Pope Benedict XVI said of Abbot Odo: ‘He fits into that period of mediaeval monasticism which saw the surprising success in Europe of the life and spirituality inspired by the Rule of St Benedict. In those centuries there was a wonderful increase in the number of cloisters that sprang up and branched out over the continent, spreading the Christian spirit and sensibility far and wide.

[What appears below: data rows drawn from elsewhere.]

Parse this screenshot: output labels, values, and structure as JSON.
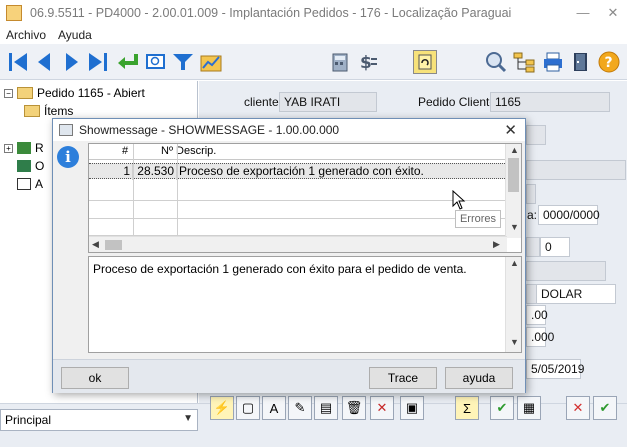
{
  "window": {
    "title": "06.9.5511 - PD4000 - 2.00.01.009 - Implantación Pedidos - 176 - Localização Paraguai",
    "minimize": "—",
    "close": "✕"
  },
  "menu": [
    "Archivo",
    "Ayuda"
  ],
  "tree": {
    "root_label": "Pedido 1165 - Abiert",
    "child_label": "Ítems",
    "other_items": [
      "R",
      "O",
      "A"
    ]
  },
  "form": {
    "cliente_label": "cliente:",
    "cliente_value": "YAB IRATI",
    "pedido_cliente_label": "Pedido Cliente:",
    "pedido_cliente_value": "1165",
    "fecha_label": "a:",
    "fecha_value": "0000/0000",
    "field_zero": "0",
    "moneda_value": "DOLAR",
    "val1": ".00",
    "val2": ".000",
    "date_value": "5/05/2019"
  },
  "bottom": {
    "select_value": "Principal"
  },
  "dialog": {
    "title": "Showmessage - SHOWMESSAGE - 1.00.00.000",
    "close": "✕",
    "columns": [
      "#",
      "Nº Descrip."
    ],
    "rows": [
      {
        "num": "1",
        "code": "28.530",
        "desc": "Proceso de exportación 1 generado con éxito."
      }
    ],
    "tooltip": "Errores",
    "memo_text": "Proceso de exportación 1 generado con éxito para el pedido de venta.",
    "ok_label": "ok",
    "trace_label": "Trace",
    "help_label": "ayuda"
  },
  "colors": {
    "nav_blue": "#1f6fd0",
    "selection_row": "#e8e8e8",
    "info_blue": "#2d7fdb"
  }
}
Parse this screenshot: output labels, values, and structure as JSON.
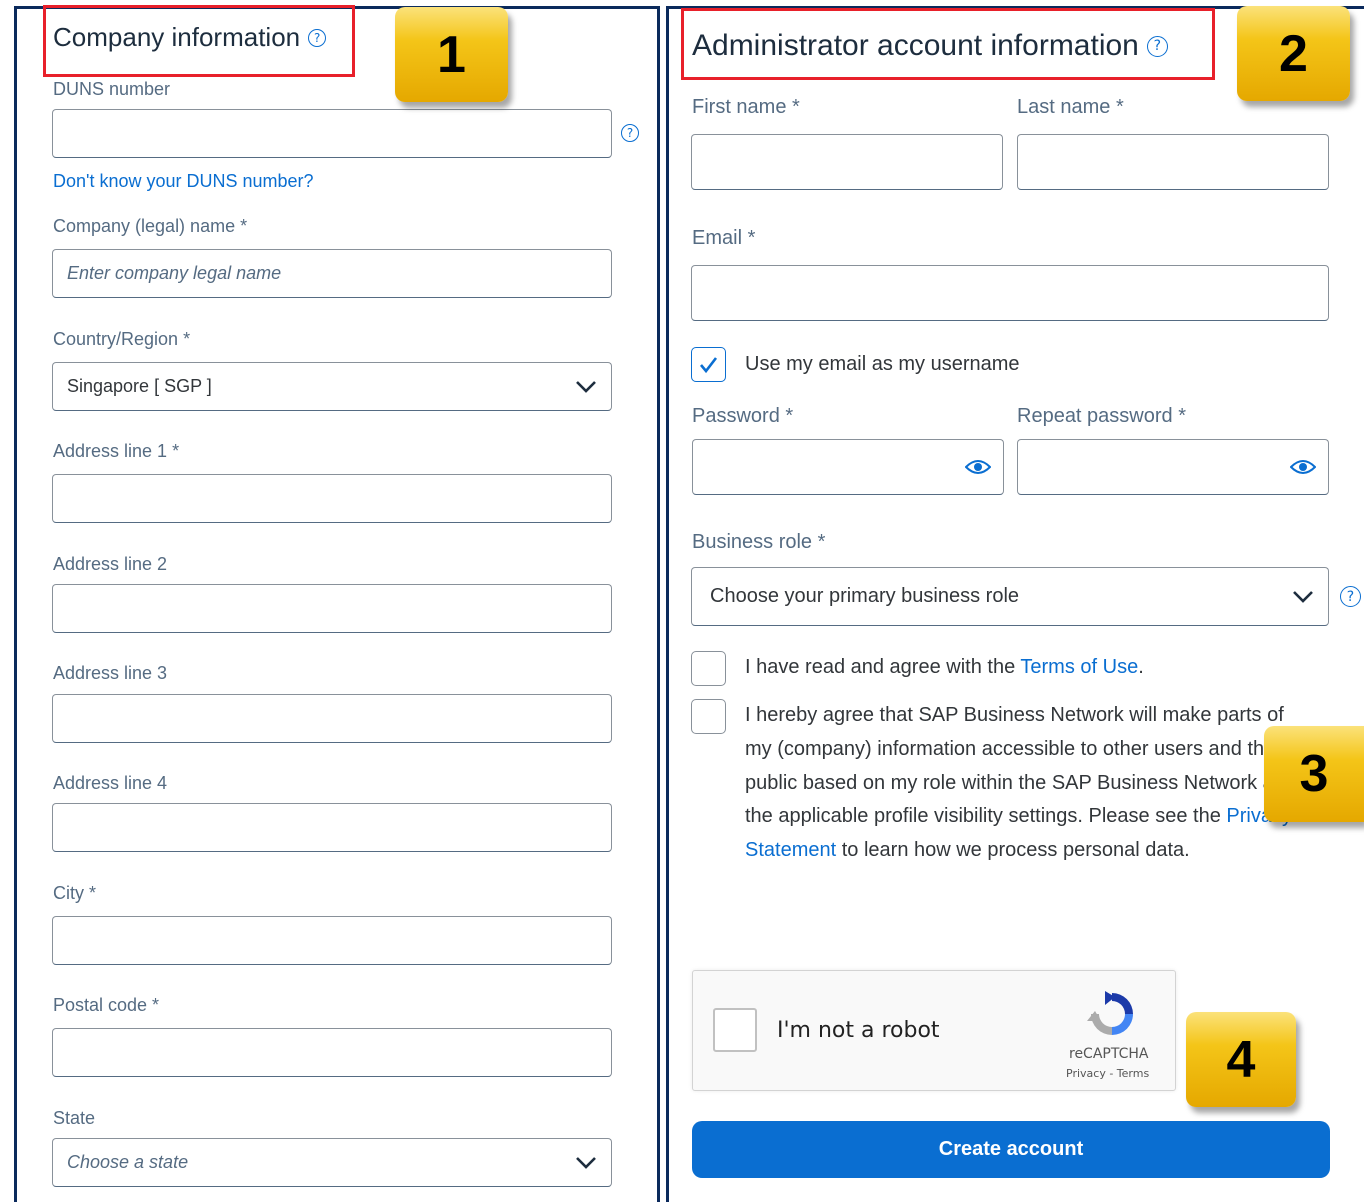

St Odo takes us back in particular to Cluny, one of the most illustrious and famous monasteries in the Middle Ages that still today reveals to us, through its majestic ruins, the signs of a past rendered glorious by intense dedication to ascesis, study and, in a special way, to divine worship, endowed with decorum and beauty. … The “devotion” to the Body and Blood of Christ which Odo, in the face of a widespread neglect of them which he himself deeply deplored … deserves special mention. Odo was in fact firmly convinced of the Real Presence, under the Eucharistic species, of the Body and Blood of the Lord, by virtue of the conversion of the “substance” of the bread and the wine. He wrote: “God, Creator of all things, took the bread saying that this was his Body and that he would offer it for the world, and he distributed the wine, calling it his Blood”. … All this invites us to believe the truth of the Lord’s presence with new force and depth. The presence in our midst of the Creator, who gives himself into our hands and transforms us as he transforms the bread and the wine, thus transforms the world’.

May the Cluniac Abbots pray for us, amid all the challenges of our own time, and may God bless you this day.